As Mariann Bassey Orovwuje of the Environmental Rights Action (ERA)/Friends of the Earth Nigeria (FoEN) noted at a Town Hall Forum in Seattle last October, “if you are helping me, ask me the kind of help I need.”
Mercia Andrews, of the Trust for Community Outreach and Education (TCOE) in South Africa, sees AGRA and the Green Revolution as “another phase of colonialism.”
“What we need,” she stated, “is not more charity and more investment of the kind that’s being imposed on us, we need solidarity, we need learning together from you, from the peasant farmers, from the food movement, all these small markets that exist here, from the community to community movement. People to people solidarity, not corporate takeover.”
Mariam Mayet, director of the African Centre for Biosafety (Acbio), noted that “I want you take home the message that there are African farmer organizations that are outraged, we are angry because these decisions have been made imposed on us in a very patronizing, patriarchal, violent way, like we are children, that they have designed a solution for us as to how they can fix up what is broken.”
In his address to the Triennial Forum for Research in Africa General Assembly on July 18, 2013, Dr. Kanayo Nwanze, president of the International Fund for Agricultural Development (IFAD), stated that “Africa can feed Africa. Africa should feed Africa. And I believe that Africa will feed Africa.” And, interestingly enough, he didn’t once mention GMOs.
Just as AGRA would force its program on Africa, Nwanze felt that the decline of African agriculture, in large part, was due to structural adjustment programs forced on many of the continent’s nations by the World Bank. And cutting to the heart of the Green Revolution he noted that “if we set our sights only on improving productivity, there is a very real danger that we will grow more food in Africa without feeding more people.”
He stressed that “results must be measured not by higher yields alone, but by reduced poverty, improved nutrition, cohesive societies and healthy ecosystems. And, agricultural development must involve women who are too often… the most disadvantaged members of rural societies.”

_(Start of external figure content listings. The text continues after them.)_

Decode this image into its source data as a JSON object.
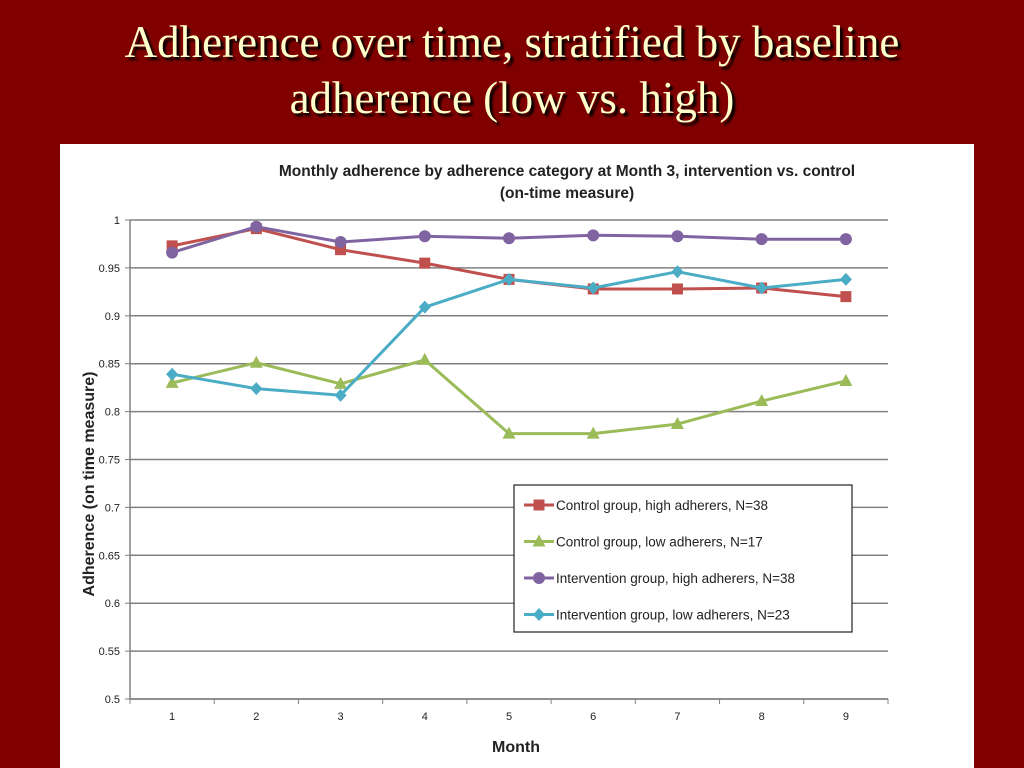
{
  "slide": {
    "title_line1": "Adherence over time, stratified by baseline",
    "title_line2": "adherence (low vs. high)"
  },
  "colors": {
    "background": "#800000",
    "title_text": "#ffffcc"
  },
  "chart_data": {
    "type": "line",
    "title_line1": "Monthly adherence by adherence category at Month 3, intervention vs. control",
    "title_line2": "(on-time measure)",
    "xlabel": "Month",
    "ylabel": "Adherence (on time measure)",
    "x": [
      1,
      2,
      3,
      4,
      5,
      6,
      7,
      8,
      9
    ],
    "ylim": [
      0.5,
      1
    ],
    "yticks": [
      0.5,
      0.55,
      0.6,
      0.65,
      0.7,
      0.75,
      0.8,
      0.85,
      0.9,
      0.95,
      1
    ],
    "grid": true,
    "legend_position": "bottom-right",
    "series": [
      {
        "name": "Control group, high adherers, N=38",
        "color": "#c0504d",
        "marker": "square",
        "values": [
          0.973,
          0.991,
          0.969,
          0.955,
          0.938,
          0.928,
          0.928,
          0.929,
          0.92
        ]
      },
      {
        "name": "Control group, low adherers, N=17",
        "color": "#9bbb59",
        "marker": "triangle",
        "values": [
          0.83,
          0.851,
          0.829,
          0.854,
          0.777,
          0.777,
          0.787,
          0.811,
          0.832
        ]
      },
      {
        "name": "Intervention group, high adherers, N=38",
        "color": "#8064a2",
        "marker": "circle",
        "values": [
          0.966,
          0.993,
          0.977,
          0.983,
          0.981,
          0.984,
          0.983,
          0.98,
          0.98
        ]
      },
      {
        "name": "Intervention group, low adherers, N=23",
        "color": "#4bacc6",
        "marker": "diamond",
        "values": [
          0.839,
          0.824,
          0.817,
          0.909,
          0.938,
          0.929,
          0.946,
          0.929,
          0.938
        ]
      }
    ]
  }
}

AGRA believes progress is large scale farming, mono-cultures, “improved” GM seed, and a further industrialized agricultural system. However, none of these have ended hunger. This style of agriculture did not not and will not feed the world, though this is what we are constantly told to believe.
In his book, Farmageddon Brewster Kneen notes that “In the name of progress, these new powers would like us to believe that there is no alternative to their biotechnological project. They are simply the agents of destiny. We should adjust to their rule with gratitude for their leadership and their efforts on our behalf, whether we asked for it or not.”
Colonialism is patronizing, patriarchal and violent, and to believe that AGRA’s vision for Africa, Africa’s people, its farmers, or the continent itself is anything other than a new colonialism designed to benefit corporate agribusiness and the partners of AGRA while it ultimately impoverishes the people and the culture of Africa is not just laughable, but unequivocally misguided and dangerous.